CA3D: Convolutional-Attentional 3D Nets for Efficient Video Activity Recognition on the Edge
Gabriele Lagani, Fabrizio Falchi, Claudio Gennaro, Giuseppe Amato
TL;DR
The paper addresses the challenge of accurate video activity recognition on edge devices with privacy constraints by proposing CA3D, a hybrid Convolutional-Attentional 3D network built from CAST blocks that blend spatial convolutions with a linear-complexity temporal attention. A novel quantization mechanism maps pre-parameters to weights to enable training and inference entirely in 16-bit precision, reducing memory and compute without relying on extensive pretraining. Experimental results on UCF101, HMDB51, and Kinetics400 show competitive accuracy under no external pretraining and with favorable compute footprints, including edge-friendly performance.
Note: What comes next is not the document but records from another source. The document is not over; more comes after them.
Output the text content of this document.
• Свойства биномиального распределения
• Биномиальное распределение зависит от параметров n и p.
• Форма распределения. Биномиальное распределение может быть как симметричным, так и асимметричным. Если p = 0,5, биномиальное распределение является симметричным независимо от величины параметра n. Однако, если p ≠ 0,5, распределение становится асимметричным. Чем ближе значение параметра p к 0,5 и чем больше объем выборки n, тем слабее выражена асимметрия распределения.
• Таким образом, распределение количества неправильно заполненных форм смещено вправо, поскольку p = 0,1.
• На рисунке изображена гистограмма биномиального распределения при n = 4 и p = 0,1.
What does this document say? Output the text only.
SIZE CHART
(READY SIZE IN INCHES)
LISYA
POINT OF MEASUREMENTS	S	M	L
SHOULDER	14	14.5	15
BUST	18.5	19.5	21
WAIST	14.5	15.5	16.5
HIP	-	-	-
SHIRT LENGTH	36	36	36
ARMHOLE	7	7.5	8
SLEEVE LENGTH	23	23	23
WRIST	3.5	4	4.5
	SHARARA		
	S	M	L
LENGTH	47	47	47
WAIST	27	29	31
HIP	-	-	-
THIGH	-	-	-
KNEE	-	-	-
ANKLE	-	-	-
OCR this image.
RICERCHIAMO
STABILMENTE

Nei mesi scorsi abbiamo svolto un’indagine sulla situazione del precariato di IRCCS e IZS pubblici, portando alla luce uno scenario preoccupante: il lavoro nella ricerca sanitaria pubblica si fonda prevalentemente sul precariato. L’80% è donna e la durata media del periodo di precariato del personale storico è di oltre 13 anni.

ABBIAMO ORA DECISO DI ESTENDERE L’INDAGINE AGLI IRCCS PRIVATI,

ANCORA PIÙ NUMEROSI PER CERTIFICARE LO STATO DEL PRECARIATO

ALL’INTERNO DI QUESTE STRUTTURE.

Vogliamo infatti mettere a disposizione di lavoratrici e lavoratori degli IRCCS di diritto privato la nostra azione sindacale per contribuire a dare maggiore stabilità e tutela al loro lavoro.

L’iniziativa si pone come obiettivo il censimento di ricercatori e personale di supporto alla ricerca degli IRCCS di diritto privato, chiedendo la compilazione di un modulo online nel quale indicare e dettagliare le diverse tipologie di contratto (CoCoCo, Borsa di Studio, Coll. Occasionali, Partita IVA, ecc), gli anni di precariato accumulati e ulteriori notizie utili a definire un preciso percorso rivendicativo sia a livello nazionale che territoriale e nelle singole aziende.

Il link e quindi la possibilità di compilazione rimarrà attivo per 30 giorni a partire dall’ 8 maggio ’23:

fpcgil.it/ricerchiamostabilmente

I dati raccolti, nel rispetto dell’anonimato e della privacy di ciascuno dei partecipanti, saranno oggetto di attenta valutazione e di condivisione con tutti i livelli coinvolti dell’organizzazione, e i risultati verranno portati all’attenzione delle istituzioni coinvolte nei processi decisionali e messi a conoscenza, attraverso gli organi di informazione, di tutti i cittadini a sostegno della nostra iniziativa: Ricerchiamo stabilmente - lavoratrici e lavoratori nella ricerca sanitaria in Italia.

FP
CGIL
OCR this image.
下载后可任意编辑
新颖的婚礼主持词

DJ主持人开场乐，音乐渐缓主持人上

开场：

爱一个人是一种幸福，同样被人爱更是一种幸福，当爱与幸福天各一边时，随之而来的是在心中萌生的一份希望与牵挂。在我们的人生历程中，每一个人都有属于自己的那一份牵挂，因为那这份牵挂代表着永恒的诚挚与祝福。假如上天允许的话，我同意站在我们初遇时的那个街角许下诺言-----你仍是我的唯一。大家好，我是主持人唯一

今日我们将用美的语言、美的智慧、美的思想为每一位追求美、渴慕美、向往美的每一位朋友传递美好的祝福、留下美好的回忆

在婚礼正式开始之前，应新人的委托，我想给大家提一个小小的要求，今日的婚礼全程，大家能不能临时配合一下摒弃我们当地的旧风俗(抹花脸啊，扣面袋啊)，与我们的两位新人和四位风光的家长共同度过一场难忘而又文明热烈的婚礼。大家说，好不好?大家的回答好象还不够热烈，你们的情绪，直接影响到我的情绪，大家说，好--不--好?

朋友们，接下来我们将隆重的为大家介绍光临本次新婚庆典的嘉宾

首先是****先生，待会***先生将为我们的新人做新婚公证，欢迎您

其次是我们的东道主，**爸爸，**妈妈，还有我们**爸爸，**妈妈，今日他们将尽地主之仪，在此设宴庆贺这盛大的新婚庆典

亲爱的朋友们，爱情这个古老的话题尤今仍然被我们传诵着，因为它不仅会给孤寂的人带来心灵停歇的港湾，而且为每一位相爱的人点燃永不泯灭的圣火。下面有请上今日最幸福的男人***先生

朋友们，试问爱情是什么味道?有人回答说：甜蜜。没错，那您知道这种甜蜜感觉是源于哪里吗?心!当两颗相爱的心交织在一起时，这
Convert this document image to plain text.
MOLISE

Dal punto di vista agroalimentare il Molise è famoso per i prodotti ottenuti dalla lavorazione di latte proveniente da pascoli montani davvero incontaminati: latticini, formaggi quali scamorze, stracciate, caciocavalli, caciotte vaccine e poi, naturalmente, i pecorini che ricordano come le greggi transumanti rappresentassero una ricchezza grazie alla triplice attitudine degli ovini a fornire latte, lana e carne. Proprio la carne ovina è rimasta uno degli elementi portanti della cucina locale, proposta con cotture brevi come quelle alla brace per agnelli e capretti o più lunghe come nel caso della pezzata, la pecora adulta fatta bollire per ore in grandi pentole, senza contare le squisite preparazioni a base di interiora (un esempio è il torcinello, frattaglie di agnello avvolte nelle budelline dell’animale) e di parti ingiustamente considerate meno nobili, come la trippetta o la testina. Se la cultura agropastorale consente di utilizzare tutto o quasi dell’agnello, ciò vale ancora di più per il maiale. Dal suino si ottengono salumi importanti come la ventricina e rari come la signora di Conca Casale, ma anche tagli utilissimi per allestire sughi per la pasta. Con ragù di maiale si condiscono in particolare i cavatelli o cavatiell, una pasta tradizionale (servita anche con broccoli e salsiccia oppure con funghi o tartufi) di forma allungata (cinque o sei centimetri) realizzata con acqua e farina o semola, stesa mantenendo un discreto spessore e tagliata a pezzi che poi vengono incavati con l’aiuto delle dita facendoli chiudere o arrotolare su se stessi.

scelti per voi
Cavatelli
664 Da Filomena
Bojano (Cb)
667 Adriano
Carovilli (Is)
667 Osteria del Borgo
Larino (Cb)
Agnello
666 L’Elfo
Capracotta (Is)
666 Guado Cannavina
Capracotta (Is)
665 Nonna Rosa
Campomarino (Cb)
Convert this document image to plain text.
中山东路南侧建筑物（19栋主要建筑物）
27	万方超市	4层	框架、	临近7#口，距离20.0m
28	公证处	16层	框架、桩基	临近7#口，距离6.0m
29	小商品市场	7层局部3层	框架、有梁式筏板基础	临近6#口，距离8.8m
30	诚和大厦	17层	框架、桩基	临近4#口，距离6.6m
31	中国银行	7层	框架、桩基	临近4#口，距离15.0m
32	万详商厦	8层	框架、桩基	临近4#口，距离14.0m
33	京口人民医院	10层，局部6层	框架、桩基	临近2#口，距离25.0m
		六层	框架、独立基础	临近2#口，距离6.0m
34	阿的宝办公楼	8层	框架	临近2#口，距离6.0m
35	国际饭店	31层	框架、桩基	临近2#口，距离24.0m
This work advances practical, privacy-preserving video understanding for real-time edge applications by combining inductive biases of CNNs with efficient attention and a memory-efficient quantization strategy.
Abstract
In this paper, we introduce a deep learning solution for video activity recognition that leverages an innovative combination of convolutional layers with a linear-complexity attention mechanism. Moreover, we introduce a novel quantization mechanism to further improve the efficiency of our model during both training and inference. Our model maintains a reduced computational cost, while preserving robust learning and generalization capabilities. Our approach addresses the issues related to the high computing requirements of current models, with the goal of achieving competitive accuracy on consumer and edge devices, enabling smart home and smart healthcare applications where efficiency and privacy issues are of concern. We experimentally validate our model on different established and publicly available video activity recognition benchmarks, improving accuracy over alternative models at a competitive computing cost.